Cycling ace 'feels safe' in Ulster
One of the world's top cyclists has said he feels safe in Northern Ireland despite its past troubles.
Cadel Evans is expected to shine for Australia during the Giro D'Italia, which starts in Belfast on Friday.
The arrest of Sinn Fein president Gerry Adams last week threw the spotlight on the country's violent history.
But Evans said: "We understand all countries have had their troubles over the past.
"I hope by the number of police we see around we are going to be safe, aren't we?
"I can't imagine the Giro organisers would think to have the race if it was going to be unsafe.
"I feel safe and not every country we race in the world is that safe.
"That is part of the job, we have to race here, we don't have much choice on that anyway."

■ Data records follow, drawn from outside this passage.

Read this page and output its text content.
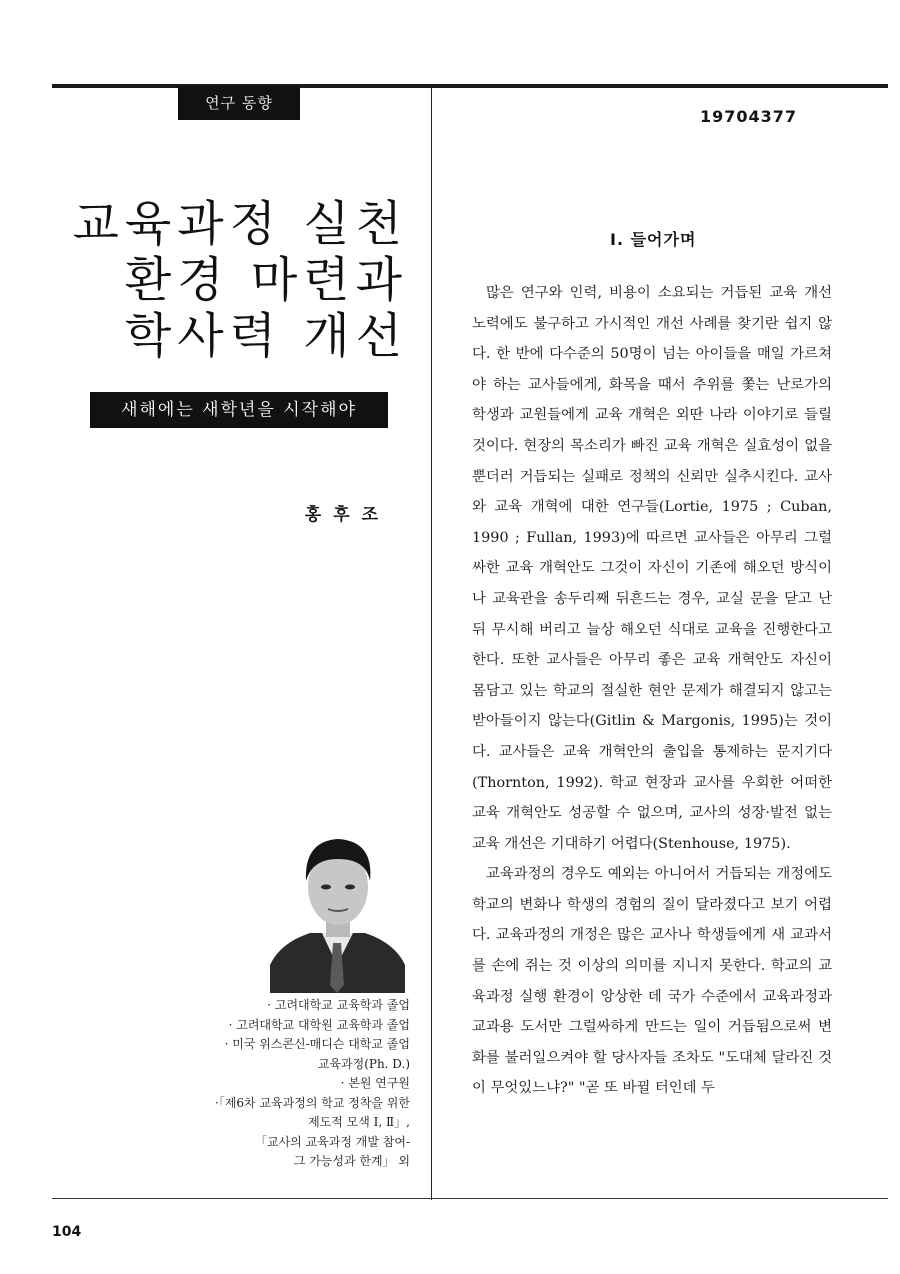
연구 동향
19704377
교육과정 실천
환경 마련과
학사력 개선
새해에는 새학년을 시작해야
홍후조
· 고려대학교 교육학과 졸업
· 고려대학교 대학원 교육학과 졸업
· 미국 위스콘신-매디슨 대학교 졸업
교육과정(Ph. D.)
· 본원 연구원
·「제6차 교육과정의 학교 정착을 위한
제도적 모색 Ⅰ, Ⅱ」,
「교사의 교육과정 개발 참여-
그 가능성과 한계」 외
Ⅰ. 들어가며

많은 연구와 인력, 비용이 소요되는 거듭된 교육 개선 노력에도 불구하고 가시적인 개선 사례를 찾기란 쉽지 않다. 한 반에 다수준의 50명이 넘는 아이들을 매일 가르쳐야 하는 교사들에게, 화목을 때서 추위를 쫓는 난로가의 학생과 교원들에게 교육 개혁은 외딴 나라 이야기로 들릴 것이다. 현장의 목소리가 빠진 교육 개혁은 실효성이 없을 뿐더러 거듭되는 실패로 정책의 신뢰만 실추시킨다. 교사와 교육 개혁에 대한 연구들(Lortie, 1975 ; Cuban, 1990 ; Fullan, 1993)에 따르면 교사들은 아무리 그럴싸한 교육 개혁안도 그것이 자신이 기존에 해오던 방식이나 교육관을 송두리째 뒤흔드는 경우, 교실 문을 닫고 난 뒤 무시해 버리고 늘상 해오던 식대로 교육을 진행한다고 한다. 또한 교사들은 아무리 좋은 교육 개혁안도 자신이 몸담고 있는 학교의 절실한 현안 문제가 해결되지 않고는 받아들이지 않는다(Gitlin & Margonis, 1995)는 것이다. 교사들은 교육 개혁안의 출입을 통제하는 문지기다(Thornton, 1992). 학교 현장과 교사를 우회한 어떠한 교육 개혁안도 성공할 수 없으며, 교사의 성장·발전 없는 교육 개선은 기대하기 어렵다(Stenhouse, 1975).

교육과정의 경우도 예외는 아니어서 거듭되는 개정에도 학교의 변화나 학생의 경험의 질이 달라졌다고 보기 어렵다. 교육과정의 개정은 많은 교사나 학생들에게 새 교과서를 손에 쥐는 것 이상의 의미를 지니지 못한다. 학교의 교육과정 실행 환경이 앙상한 데 국가 수준에서 교육과정과 교과용 도서만 그럴싸하게 만드는 일이 거듭됨으로써 변화를 불러일으켜야 할 당사자들 조차도 "도대체 달라진 것이 무엇있느냐?" "곧 또 바뀔 터인데 두

104
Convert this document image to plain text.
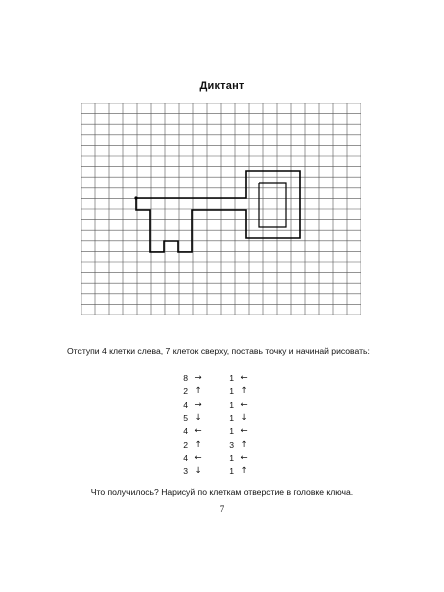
Диктант
Отступи 4 клетки слева, 7 клеток сверху, поставь точку и начинай рисовать:
8 →
2 ↑
4 →
5 ↓
4 ←
2 ↑
4 ←
3 ↓
1 ←
1 ↑
1 ←
1 ↓
1 ←
3 ↑
1 ←
1 ↑
Что получилось? Нарисуй по клеткам отверстие в головке ключа.
7
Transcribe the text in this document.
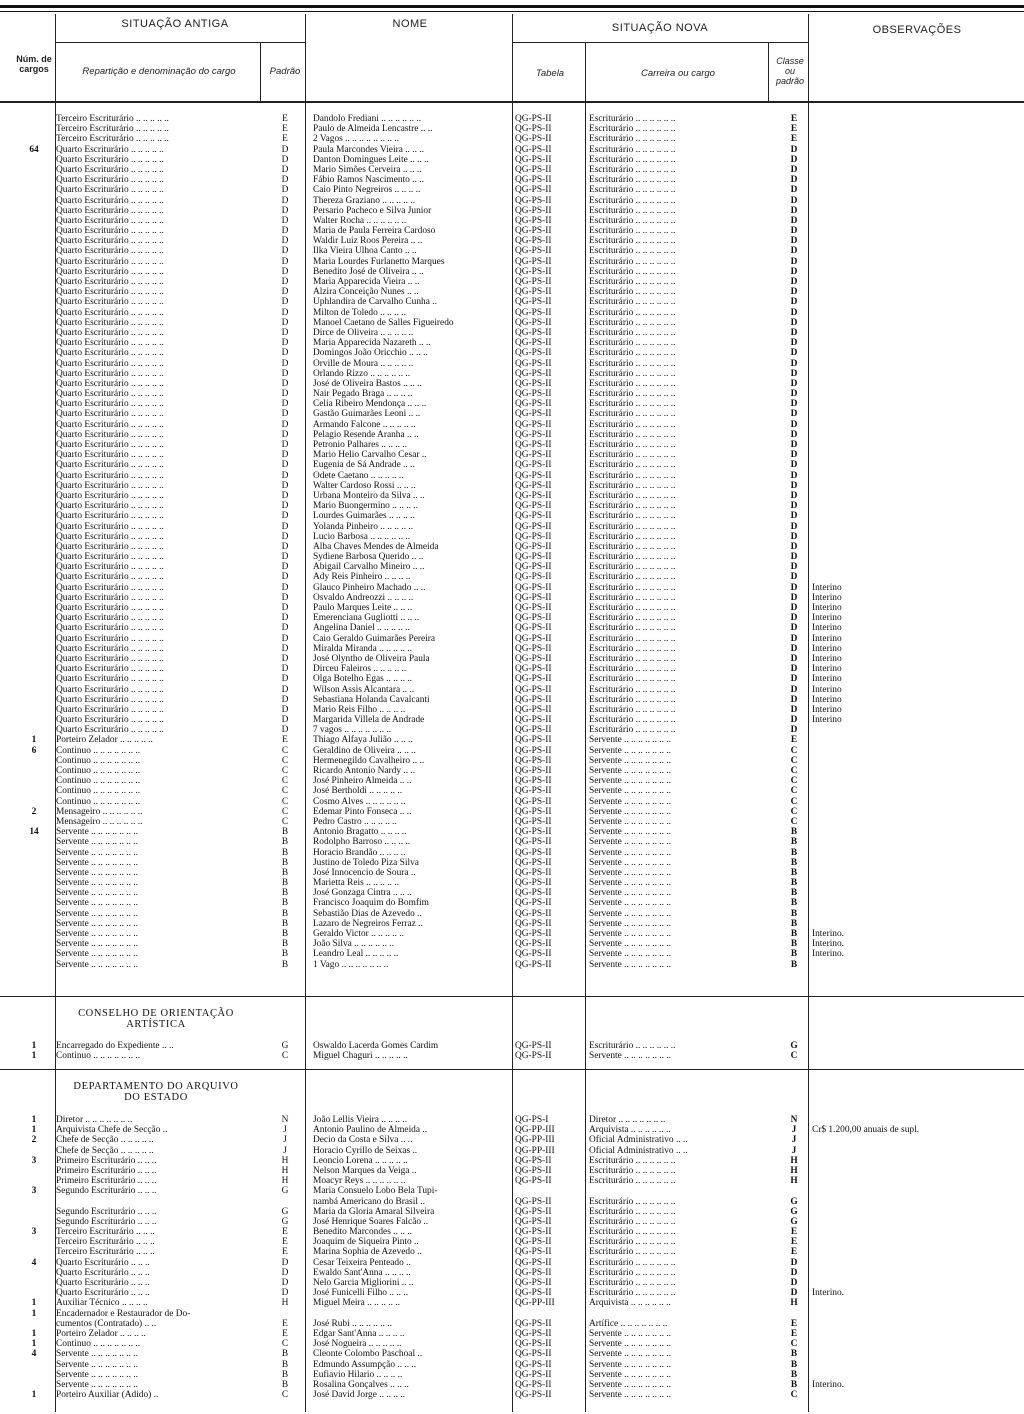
SITUAÇÃO ANTIGA	NOME	SITUAÇÃO NOVA	OBSERVAÇÕES
Núm. de cargos	Repartição e denominação do cargo	Padrão	Tabela	Carreira ou cargo
Classe ou padrão
Terceiro Escriturário .. .. .. .. ..	E	Dandolo Frediani .. .. .. .. .. ..	QG-PS-II	Escriturário .. .. .. .. .. ..	E
Terceiro Escriturário .. .. .. .. ..	E	Paulo de Almeida Lencastre .. ..	QG-PS-II	Escriturário .. .. .. .. .. ..	E
Terceiro Escriturário .. .. .. .. ..	E	2 Vagos .. .. .. .. .. .. .. ..	QG-PS-II	Escriturário .. .. .. .. .. ..	E
64	Quarto Escriturário .. .. .. .. ..	D	Paula Marcondes Vieira .. .. ..	QG-PS-II	Escriturário .. .. .. .. .. ..	D
Quarto Escriturário .. .. .. .. ..	D	Danton Domingues Leite .. .. ..	QG-PS-II	Escriturário .. .. .. .. .. ..	D
Quarto Escriturário .. .. .. .. ..	D	Mario Simões Cerveira .. .. ..	QG-PS-II	Escriturário .. .. .. .. .. ..	D
Quarto Escriturário .. .. .. .. ..	D	Fábio Ramos Nascimento .. ..	QG-PS-II	Escriturário .. .. .. .. .. ..	D
Quarto Escriturário .. .. .. .. ..	D	Caio Pinto Negreiros .. .. .. ..	QG-PS-II	Escriturário .. .. .. .. .. ..	D
Quarto Escriturário .. .. .. .. ..	D	Thereza Graziano .. .. .. .. ..	QG-PS-II	Escriturário .. .. .. .. .. ..	D
Quarto Escriturário .. .. .. .. ..	D	Persario Pacheco e Silva Junior	QG-PS-II	Escriturário .. .. .. .. .. ..	D
Quarto Escriturário .. .. .. .. ..	D	Walter Rocha .. .. .. .. .. ..	QG-PS-II	Escriturário .. .. .. .. .. ..	D
Quarto Escriturário .. .. .. .. ..	D	Maria de Paula Ferreira Cardoso	QG-PS-II	Escriturário .. .. .. .. .. ..	D
Quarto Escriturário .. .. .. .. ..	D	Waldir Luiz Roos Pereira .. ..	QG-PS-II	Escriturário .. .. .. .. .. ..	D
Quarto Escriturário .. .. .. .. ..	D	Ilka Vieira Ulhoa Canto .. ..	QG-PS-II	Escriturário .. .. .. .. .. ..	D
Quarto Escriturário .. .. .. .. ..	D	Maria Lourdes Furlanetto Marques	QG-PS-II	Escriturário .. .. .. .. .. ..	D
Quarto Escriturário .. .. .. .. ..	D	Benedito José de Oliveira .. ..	QG-PS-II	Escriturário .. .. .. .. .. ..	D
Quarto Escriturário .. .. .. .. ..	D	Maria Apparecida Vieira .. ..	QG-PS-II	Escriturário .. .. .. .. .. ..	D
Quarto Escriturário .. .. .. .. ..	D	Alzira Conceição Nunes .. ..	QG-PS-II	Escriturário .. .. .. .. .. ..	D
Quarto Escriturário .. .. .. .. ..	D	Uphlandira de Carvalho Cunha ..	QG-PS-II	Escriturário .. .. .. .. .. ..	D
Quarto Escriturário .. .. .. .. ..	D	Milton de Toledo .. .. .. ..	QG-PS-II	Escriturário .. .. .. .. .. ..	D
Quarto Escriturário .. .. .. .. ..	D	Manoel Caetano de Salles Figueiredo	QG-PS-II	Escriturário .. .. .. .. .. ..	D
Quarto Escriturário .. .. .. .. ..	D	Dirce de Oliveira .. .. .. .. ..	QG-PS-II	Escriturário .. .. .. .. .. ..	D
Quarto Escriturário .. .. .. .. ..	D	Maria Apparecida Nazareth .. ..	QG-PS-II	Escriturário .. .. .. .. .. ..	D
Quarto Escriturário .. .. .. .. ..	D	Domingos João Oricchio .. .. ..	QG-PS-II	Escriturário .. .. .. .. .. ..	D
Quarto Escriturário .. .. .. .. ..	D	Orville de Moura .. .. .. .. ..	QG-PS-II	Escriturário .. .. .. .. .. ..	D
Quarto Escriturário .. .. .. .. ..	D	Orlando Rizzo .. .. .. .. .. ..	QG-PS-II	Escriturário .. .. .. .. .. ..	D
Quarto Escriturário .. .. .. .. ..	D	José de Oliveira Bastos .. .. ..	QG-PS-II	Escriturário .. .. .. .. .. ..	D
Quarto Escriturário .. .. .. .. ..	D	Nair Pegado Braga .. .. .. ..	QG-PS-II	Escriturário .. .. .. .. .. ..	D
Quarto Escriturário .. .. .. .. ..	D	Celia Ribeiro Mendonça .. .. ..	QG-PS-II	Escriturário .. .. .. .. .. ..	D
Quarto Escriturário .. .. .. .. ..	D	Gastão Guimarães Leoni .. ..	QG-PS-II	Escriturário .. .. .. .. .. ..	D
Quarto Escriturário .. .. .. .. ..	D	Armando Falcone .. .. .. .. ..	QG-PS-II	Escriturário .. .. .. .. .. ..	D
Quarto Escriturário .. .. .. .. ..	D	Pelagio Resende Aranha .. ..	QG-PS-II	Escriturário .. .. .. .. .. ..	D
Quarto Escriturário .. .. .. .. ..	D	Petronio Palhares .. .. .. ..	QG-PS-II	Escriturário .. .. .. .. .. ..	D
Quarto Escriturário .. .. .. .. ..	D	Mario Helio Carvalho Cesar ..	QG-PS-II	Escriturário .. .. .. .. .. ..	D
Quarto Escriturário .. .. .. .. ..	D	Eugenia de Sá Andrade .. ..	QG-PS-II	Escriturário .. .. .. .. .. ..	D
Quarto Escriturário .. .. .. .. ..	D	Odete Caetano .. .. .. .. ..	QG-PS-II	Escriturário .. .. .. .. .. ..	D
Quarto Escriturário .. .. .. .. ..	D	Walter Cardoso Rossi .. .. ..	QG-PS-II	Escriturário .. .. .. .. .. ..	D
Quarto Escriturário .. .. .. .. ..	D	Urbana Monteiro da Silva .. ..	QG-PS-II	Escriturário .. .. .. .. .. ..	D
Quarto Escriturário .. .. .. .. ..	D	Mario Buongermino .. .. .. ..	QG-PS-II	Escriturário .. .. .. .. .. ..	D
Quarto Escriturário .. .. .. .. ..	D	Lourdes Guimarães .. .. .. ..	QG-PS-II	Escriturário .. .. .. .. .. ..	D
Quarto Escriturário .. .. .. .. ..	D	Yolanda Pinheiro .. .. .. .. ..	QG-PS-II	Escriturário .. .. .. .. .. ..	D
Quarto Escriturário .. .. .. .. ..	D	Lucio Barbosa .. .. .. .. .. ..	QG-PS-II	Escriturário .. .. .. .. .. ..	D
Quarto Escriturário .. .. .. .. ..	D	Alba Chaves Mendes de Almeida	QG-PS-II	Escriturário .. .. .. .. .. ..	D
Quarto Escriturário .. .. .. .. ..	D	Sydiene Barbosa Querido .. ..	QG-PS-II	Escriturário .. .. .. .. .. ..	D
Quarto Escriturário .. .. .. .. ..	D	Abigail Carvalho Mineiro .. ..	QG-PS-II	Escriturário .. .. .. .. .. ..	D
Quarto Escriturário .. .. .. .. ..	D	Ady Reis Pinheiro .. .. .. ..	QG-PS-II	Escriturário .. .. .. .. .. ..	D
Quarto Escriturário .. .. .. .. ..	D	Glauco Pinheiro Machado .. ..	QG-PS-II	Escriturário .. .. .. .. .. ..	D	Interino
Quarto Escriturário .. .. .. .. ..	D	Osvaldo Andreozzi .. .. .. ..	QG-PS-II	Escriturário .. .. .. .. .. ..	D	Interino
Quarto Escriturário .. .. .. .. ..	D	Paulo Marques Leite .. .. ..	QG-PS-II	Escriturário .. .. .. .. .. ..	D	Interino
Quarto Escriturário .. .. .. .. ..	D	Emerenciana Gugliotti .. .. ..	QG-PS-II	Escriturário .. .. .. .. .. ..	D	Interino
Quarto Escriturário .. .. .. .. ..	D	Angelina Daniel .. .. .. .. ..	QG-PS-II	Escriturário .. .. .. .. .. ..	D	Interino
Quarto Escriturário .. .. .. .. ..	D	Caio Geraldo Guimarães Pereira	QG-PS-II	Escriturário .. .. .. .. .. ..	D	Interino
Quarto Escriturário .. .. .. .. ..	D	Miralda Miranda .. .. .. .. ..	QG-PS-II	Escriturário .. .. .. .. .. ..	D	Interino
Quarto Escriturário .. .. .. .. ..	D	José Olyntho de Oliveira Paula	QG-PS-II	Escriturário .. .. .. .. .. ..	D	Interino
Quarto Escriturário .. .. .. .. ..	D	Dirceu Faleiros .. .. .. .. ..	QG-PS-II	Escriturário .. .. .. .. .. ..	D	Interino
Quarto Escriturário .. .. .. .. ..	D	Olga Botelho Egas .. .. .. ..	QG-PS-II	Escriturário .. .. .. .. .. ..	D	Interino
Quarto Escriturário .. .. .. .. ..	D	Wilson Assis Alcantara .. ..	QG-PS-II	Escriturário .. .. .. .. .. ..	D	Interino
Quarto Escriturário .. .. .. .. ..	D	Sebastiana Holanda Cavalcanti	QG-PS-II	Escriturário .. .. .. .. .. ..	D	Interino
Quarto Escriturário .. .. .. .. ..	D	Mario Reis Filho .. .. .. ..	QG-PS-II	Escriturário .. .. .. .. .. ..	D	Interino
Quarto Escriturário .. .. .. .. ..	D	Margarida Villela de Andrade	QG-PS-II	Escriturário .. .. .. .. .. ..	D	Interino
Quarto Escriturário .. .. .. .. ..	D	7 vagos .. .. .. .. .. .. ..	QG-PS-II	Escriturário .. .. .. .. .. ..	D
1	Porteiro Zelador .. .. .. .. ..	E	Thiago Alfaya Julião .. .. ..	QG-PS-II	Servente .. .. .. .. .. .. ..	E
6	Continuo .. .. .. .. .. .. ..	C	Geraldino de Oliveira .. .. ..	QG-PS-II	Servente .. .. .. .. .. .. ..	C
Continuo .. .. .. .. .. .. ..	C	Hermenegildo Cavalheiro .. ..	QG-PS-II	Servente .. .. .. .. .. .. ..	C
Continuo .. .. .. .. .. .. ..	C	Ricardo Antonio Nardy .. ..	QG-PS-II	Servente .. .. .. .. .. .. ..	C
Continuo .. .. .. .. .. .. ..	C	José Pinheiro Almeida .. ..	QG-PS-II	Servente .. .. .. .. .. .. ..	C
Continuo .. .. .. .. .. .. ..	C	José Bertholdi .. .. .. .. ..	QG-PS-II	Servente .. .. .. .. .. .. ..	C
Continuo .. .. .. .. .. .. ..	C	Cosmo Alves .. .. .. .. .. ..	QG-PS-II	Servente .. .. .. .. .. .. ..	C
2	Mensageiro .. .. .. .. .. ..	C	Edemar Pinto Fonseca .. ..	QG-PS-II	Servente .. .. .. .. .. .. ..	C
Mensageiro .. .. .. .. .. ..	C	Pedro Castro .. .. .. .. ..	QG-PS-II	Servente .. .. .. .. .. .. ..	C
14	Servente .. .. .. .. .. .. ..	B	Antonio Bragatto .. .. .. ..	QG-PS-II	Servente .. .. .. .. .. .. ..	B
Servente .. .. .. .. .. .. ..	B	Rodolpho Barroso .. .. .. ..	QG-PS-II	Servente .. .. .. .. .. .. ..	B
Servente .. .. .. .. .. .. ..	B	Horacio Brandão .. .. .. ..	QG-PS-II	Servente .. .. .. .. .. .. ..	B
Servente .. .. .. .. .. .. ..	B	Justino de Toledo Piza Silva	QG-PS-II	Servente .. .. .. .. .. .. ..	B
Servente .. .. .. .. .. .. ..	B	José Innocencio de Soura ..	QG-PS-II	Servente .. .. .. .. .. .. ..	B
Servente .. .. .. .. .. .. ..	B	Marietta Reis .. .. .. .. ..	QG-PS-II	Servente .. .. .. .. .. .. ..	B
Servente .. .. .. .. .. .. ..	B	José Gonzaga Cintra .. .. ..	QG-PS-II	Servente .. .. .. .. .. .. ..	B
Servente .. .. .. .. .. .. ..	B	Francisco Joaquim do Bomfim	QG-PS-II	Servente .. .. .. .. .. .. ..	B
Servente .. .. .. .. .. .. ..	B	Sebastião Dias de Azevedo ..	QG-PS-II	Servente .. .. .. .. .. .. ..	B
Servente .. .. .. .. .. .. ..	B	Lazaro de Negreiros Ferraz ..	QG-PS-II	Servente .. .. .. .. .. .. ..	B
Servente .. .. .. .. .. .. ..	B	Geraldo Victor .. .. .. .. ..	QG-PS-II	Servente .. .. .. .. .. .. ..	B	Interino.
Servente .. .. .. .. .. .. ..	B	João Silva .. .. .. .. .. ..	QG-PS-II	Servente .. .. .. .. .. .. ..	B	Interino.
Servente .. .. .. .. .. .. ..	B	Leandro Leal .. .. .. .. ..	QG-PS-II	Servente .. .. .. .. .. .. ..	B	Interino.
Servente .. .. .. .. .. .. ..	B	1 Vago .. .. .. .. .. .. ..	QG-PS-II	Servente .. .. .. .. .. .. ..	B
CONSELHO DE ORIENTAÇÃO
ARTÍSTICA
1	Encarregado do Expediente .. ..	G	Oswaldo Lacerda Gomes Cardim	QG-PS-II	Escriturário .. .. .. .. .. ..	G
1	Continuo .. .. .. .. .. .. ..	C	Miguel Chaguri .. .. .. .. ..	QG-PS-II	Servente .. .. .. .. .. .. ..	C
DEPARTAMENTO DO ARQUIVO
DO ESTADO
1	Diretor .. .. .. .. .. .. ..	N	João Lellis Vieira .. .. .. ..	QG-PS-I	Diretor .. .. .. .. .. .. ..	N
1	Arquivista Chefe de Secção ..	J	Antonio Paulino de Almeida ..	QG-PP-III	Arquivista .. .. .. .. .. ..	J	Cr$ 1.200,00 anuais de supl.
2	Chefe de Secção .. .. .. .. ..	J	Decio da Costa e Silva .. ..	QG-PP-III	Oficial Administrativo .. ..	J
Chefe de Secção .. .. .. .. ..	J	Horacio Cyrillo de Seixas ..	QG-PP-III	Oficial Administrativo .. ..	J
3	Primeiro Escriturário .. .. ..	H	Leoncio Lorena .. .. .. .. ..	QG-PS-II	Escriturário .. .. .. .. .. ..	H
Primeiro Escriturário .. .. ..	H	Nelson Marques da Veiga ..	QG-PS-II	Escriturário .. .. .. .. .. ..	H
Primeiro Escriturário .. .. ..	H	Moacyr Reys .. .. .. .. .. ..	QG-PS-II	Escriturário .. .. .. .. .. ..	H
3	Segundo Escriturário .. .. ..	G	Maria Consuelo Lobo Bela Tupi-
nambá Americano do Brasil ..	QG-PS-II	Escriturário .. .. .. .. .. ..	G
Segundo Escriturário .. .. ..	G	Maria da Gloria Amaral Silveira	QG-PS-II	Escriturário .. .. .. .. .. ..	G
Segundo Escriturário .. .. ..	G	José Henrique Soares Falcão ..	QG-PS-II	Escriturário .. .. .. .. .. ..	G
3	Terceiro Escriturário .. .. ..	E	Benedito Marcondes .. .. ..	QG-PS-II	Escriturário .. .. .. .. .. ..	E
Terceiro Escriturário .. .. ..	E	Joaquim de Siqueira Pinto ..	QG-PS-II	Escriturário .. .. .. .. .. ..	E
Terceiro Escriturário .. .. ..	E	Marina Sophia de Azevedo ..	QG-PS-II	Escriturário .. .. .. .. .. ..	E
4	Quarto Escriturário .. .. ..	D	Cesar Teixeira Penteado ..	QG-PS-II	Escriturário .. .. .. .. .. ..	D
Quarto Escriturário .. .. ..	D	Ewaldo Sant'Anna .. .. .. ..	QG-PS-II	Escriturário .. .. .. .. .. ..	D
Quarto Escriturário .. .. ..	D	Nelo Garcia Migliorini .. ..	QG-PS-II	Escriturário .. .. .. .. .. ..	D
Quarto Escriturário .. .. ..	D	José Funicelli Filho .. .. ..	QG-PS-II	Escriturário .. .. .. .. .. ..	D	Interino.
1	Auxiliar Técnico .. .. .. ..	H	Miguel Meira .. .. .. .. ..	QG-PP-III	Arquivista .. .. .. .. .. ..	H
1	Encadernador e Restaurador de Do-
cumentos (Contratado) .. ..	E	José Rubi .. .. .. .. .. ..	QG-PS-II	Artífice .. .. .. .. .. .. ..	E
1	Porteiro Zelador .. .. .. ..	E	Edgar Sant'Anna .. .. .. ..	QG-PS-II	Servente .. .. .. .. .. .. ..	E
1	Continuo .. .. .. .. .. .. ..	C	José Nogueira .. .. .. .. ..	QG-PS-II	Servente .. .. .. .. .. .. ..	C
4	Servente .. .. .. .. .. .. ..	B	Cleonte Colombo Paschoal ..	QG-PS-II	Servente .. .. .. .. .. .. ..	B
Servente .. .. .. .. .. .. ..	B	Edmundo Assumpção .. .. ..	QG-PS-II	Servente .. .. .. .. .. .. ..	B
Servente .. .. .. .. .. .. ..	B	Eufiavio Hilario .. .. .. ..	QG-PS-II	Servente .. .. .. .. .. .. ..	B
Servente .. .. .. .. .. .. ..	B	Rosalina Gonçalves .. .. ..	QG-PS-II	Servente .. .. .. .. .. .. ..	B	Interino.
1	Porteiro Auxiliar (Adido) ..	C	José David Jorge .. .. .. ..	QG-PS-II	Servente .. .. .. .. .. .. ..	C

Evans became the first Australian and, at 34, the oldest man in 88 years to win the Tour de France in 2011.
He is hoping to repeat the feat and become a victor at the Giro.
Northern Ireland has emerged from 30 years of conflict to enjoy relative peace but the country's controversial past was highlighted recently with the arrest of Mr Adams by police investigating the murder of west Belfast mother-of-ten Jean McConville in 1972.
He was released without charge on Sunday night.
Evans is one of the leading contenders for the Giro crown, which is the world's second most important cycling race.
The event's Big Start is being held over three days, or stages, in Northern Ireland and the Republic of Ireland. A tradition of the event is often holding its beginning outside Italy.
Much of Northern Ireland has gone pink for the occasion. Pink is the colour worn by the leading rider.
Friday's opening event will be a time trial setting off from the docks where the Titanic was launched and including the regional parliament at Stormont.
On Saturday the action takes in the dramatic North Coast before the elite cyclists depart from Ireland's ecclesiastical capital, Armagh, on Sunday for Dublin.